Actor Samuel L. Jackson admits he was enraged after the killing of Martin Luther King Jr. The April 4, 1968 assassination of the civil rights leader lit a fire under the then-young Morehouse College student, and he began to call a lot of things into question, including his school’s administration and the ways for which they governed the men’s HBCU.
One of those administrators was Martin Luther King Sr., father of the slain movement leader. But before King Sr. would face Jackson’s wrath, the distraught father would see the student serve as an usher at his son’s funeral services.
In a 2018 interview with The Hollywood Reporter, Jackson said he learned of the younger King’s death while preparing to go to a campus movie night. Following a quick trip to protest in Memphis, Tennessee, where King Jr. was slain, Jackson answered the call for volunteers to lead a mourning community around campus.
“We flew back that night and went to Sisters Chapel at Spelman College, where Dr. King was lying in state,” Jackson told The Hollywood Reporter. “The next day was the funeral. They needed volunteers to help people find their way around campus, and I became an usher. I remember Mahalia Jackson singing. I’d been listening to her all my life, so it was great to hear her sing “Precious Lord, Take My Hand” live. I remember seeing people like Harry Belafonte and Sidney Poitier. People that I thought I’d never see, let alone have a relationship with later on in life. The funeral was pretty much a blur.”
In a 2005 interview with Parade, Jackson credited the historical event as the thing that amplified his desire to create social change in a different way.
“I was angry about the assassination, but I wasn’t shocked by it. I knew that change was going to take something different – not sit-ins, not peaceful coexistence,” Jackson said.
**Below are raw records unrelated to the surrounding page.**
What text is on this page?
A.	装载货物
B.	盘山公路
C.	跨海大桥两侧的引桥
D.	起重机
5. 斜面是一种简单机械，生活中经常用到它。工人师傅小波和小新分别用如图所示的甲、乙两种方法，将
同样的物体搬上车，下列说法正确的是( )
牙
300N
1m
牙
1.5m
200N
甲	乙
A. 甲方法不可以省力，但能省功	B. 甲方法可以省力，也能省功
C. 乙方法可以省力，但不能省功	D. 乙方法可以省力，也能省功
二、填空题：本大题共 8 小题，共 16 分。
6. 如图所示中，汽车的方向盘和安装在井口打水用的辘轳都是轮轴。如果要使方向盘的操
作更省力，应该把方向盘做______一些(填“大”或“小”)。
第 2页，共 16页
And then came his own radical activism.
‘I came to a realization that we [Morehouse students] were being groomed to be something that I didn’t necessarily want to be,” Jackson said. “The Morehouse College administration was rooted in some old-school things that the majority of us students didn’t believe. ‘You would be a great doctor, a great lawyer, maybe a great scientist.’ I was skeptical of that. I didn’t want to be just another negro in the, you know, advancement of America card. We had no connection to the people that we lived around. I was skeptical of that. We didn’t even have a Black studies class. There was no student involvement on the board. Those were the things we had to change.”
To create the desired change, in 1969, Jackson and fellow protesters petitioned the Morehouse board for a meeting. But when the board declined, the angry students used the chains that were meant to keep them from walking on the grass to lock themselves in a room with the board members.
“Our understanding was that, once we locked them in, we were in violation of a whole bunch of laws. Dr. King’s father, who was on the board, had some chest pains,” Jackson said. “We didn’t want to unlock the door, so we just put him on a ladder, put him out the window, and sent him down. The whole thing lasted a day and a half.”
During the negotiations, Jackson recalled that the administrators agreed not to expel them, however, the participating students were indeed expelled anyway. Jackson became even more radicalized.
“I was anti-war because my cousin had been killed, so I had been radicalized in that way, Jackson said. “I got caught up and actually started to think that there was going to be an armed rebellion in America. It wasn’t just going to be a racial war. It was going to be more than that. It’s basically what it is now. Young against the old. The establishment against the anti-establishment. We were buying guns, which kind of put me on the radar of the powers that be. We were fully expecting a revolution to happen. That summer of ’69, somebody from the FBI came to my mom’s house in Tennessee and told her she needed to get me out of Atlanta before I got killed.”
His mother sent him to live with his aunt in Los Angeles where he worked for two years in social services. He then reapplied to Morehouse and returned to study drama in January 1971, finishing his degree the following year.
“I decided that theater would now be my politics. It could engage people and affect the way they think. It might even change some minds,” he told Parade.
Jackson later teamed up with fellow Morehouse graduate, Spike Lee, to work on some of his early films, including School Daze (1988), Do the Right Thing (1989), Mo’ Better Blues (1990) and Jungle Fever (1991). His career skyrocketed in 1994 with his role in the film Pulp Fiction, for which he was nominated for the Academy Award in the best supporting actor category. He has since garnered an estimated $250 million net worth with more than 150 film credits to his name, grossing an average of $89.9 million per film.